|May 2, 1998
for cyclist's death
Gerald Devlin faces
three traffic fines
in the crash
a Monkton, Md., man in March
By CARYL CLARKE
Daily Record staff
Gayle Fowler believes the Pennsylvania state trooper whose driving killed her
husband should face more than traffic citations for his death. But that's all
the York County district attorney has charged him with.
"In my view, what the gentleman did was criminal," Fowler said Tuesday. "This trooper made a conscious decision to turn around and pursue that vehicle. He made a conscious decision to push that gas pedal to the floor up to 58 mph. He killed my husband."
Kenneth Saunders Fowler, 39, of Monkton, Md., died March 29 riding his motorcycle on a narrow curve on Route 851 in Codorus Township.
A state police investigation revealed that Trooper Gerald Devlin, 30, was traveling 58 mph around a curve posted at 30 mph. He lost control while chasing a car without an inspection sticker. He crossed into the oncoming lane and crashed head on with Fowler.
District Attorney H. Stanley Rebert reviewed the state police investigation, as well as one conducted by his office, before settling on the charges.
He filed the following three summary traffic violations Tuesday with District Justice James Miner:
Reckless driving with "willful disregard for the safety of other persons." Devlin allegedly accelerated to a high rate of speed while approaching a curve. Conviction carries a fine of $270.50.
Driving at an unsafe speed. Devlin allegedly drove faster than reasonable and prudent while rounding a curve, resulting in an accident. Conviction carries a fine of $66.50.
Driving on the wrong side of the road. Devlin allegedly crossed into the opposing traffic lane, causing an accident. Conviction carries a fine of $66.50.
The citations will be sent by certified mail today. After receiving the citations, Devlin will have 10 days to plead guilty or not guilty. Through his wife, Devlin refused to comment Tuesday.
Fowler's wife thinks Devlin should lose his job.
"An individual who shows such poor judgment, such disregard for the safety of others, should take responsibility for his actions," Gayle Fowler said. "He wears a uniform of honor. He does not have that right any longer."
Her sister, Jessica Fowler Vaughan, grasped the difficulty of the situation but couldn't excuse Devlin.
"I feel very sorry for him," Vaughan said. "I am sure this will change his life. That's as it should be. It's a terrible, terrible thing. No matter what happens to him, my brother is gone."
Her husband, Les Vaughan, expressed outrage at the traffic citations. The family will closely watch the state police administrative investigation, he said.
Police are looking into whether Devlin violated department policies in the chase. In the meantime, he remains on the job.
"My objective is for him to lose his job," Les Vaughan said. "He is a bad decision maker, obviously. I am angry because this is not going as it should be going. There is no way in hell he should be employed there! The state of Pennsylvania should be outraged with what's going on in the state police."
His wife agreed, saying, "Now that we know he was driving recklessly and out of control, there is a question whether he should keep his job. This trooper should not be treated any different than any other person if they drive as recklessly as he did."

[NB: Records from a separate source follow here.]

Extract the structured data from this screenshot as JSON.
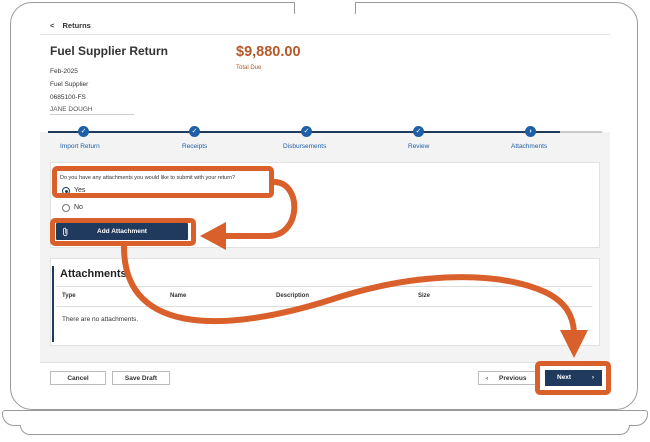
{
  "header": {
    "back_label": "Returns",
    "title": "Fuel Supplier Return",
    "period": "Feb-2025",
    "return_type": "Fuel Supplier",
    "account_id": "0685100-FS",
    "taxpayer": "JANE DOUGH",
    "amount": "$9,880.00",
    "amount_label": "Total Due"
  },
  "stepper": {
    "steps": [
      {
        "label": "Import Return",
        "status": "complete"
      },
      {
        "label": "Receipts",
        "status": "complete"
      },
      {
        "label": "Disbursements",
        "status": "complete"
      },
      {
        "label": "Review",
        "status": "complete"
      },
      {
        "label": "Attachments",
        "status": "current"
      }
    ],
    "check_glyph": "✓",
    "current_glyph": "›"
  },
  "question": {
    "text": "Do you have any attachments you would like to submit with your return?",
    "options": [
      {
        "label": "Yes",
        "selected": true
      },
      {
        "label": "No",
        "selected": false
      }
    ]
  },
  "add_attachment_label": "Add Attachment",
  "attachments": {
    "title": "Attachments",
    "columns": [
      "Type",
      "Name",
      "Description",
      "Size"
    ],
    "empty_text": "There are no attachments."
  },
  "footer": {
    "cancel_label": "Cancel",
    "save_draft_label": "Save Draft",
    "previous_label": "Previous",
    "next_label": "Next",
    "previous_glyph": "‹",
    "next_glyph": "›"
  },
  "colors": {
    "primary": "#1f3a5c",
    "accent": "#d95f2b",
    "amount": "#b5582a",
    "step": "#1f5fa8"
  },
  "icons": {
    "back": "chevron-left-icon",
    "attachment": "paperclip-icon",
    "steps": "check-icon"
  }
}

Rebert said every case is different.
"Police do have certain privileges which allow them to violate traffic laws in pursuit of another violator," Rebert said. "They have to exercise due regard for citizens."
The filing of the summary charges will have no effect on Devlin's job status, but they will become part of the investigation by the state police Bureau of Professional Responsibility, said Jack Lewis, a state police spokesman.
The bureau's investigation will lead to a decision about discipline.
"He is on restricted status right now -- station duty rather than out on the road," Lewis said. "Typically in the past, I am not aware of anybody being dismissed because of similar traffic offenses. But this is a very unique case."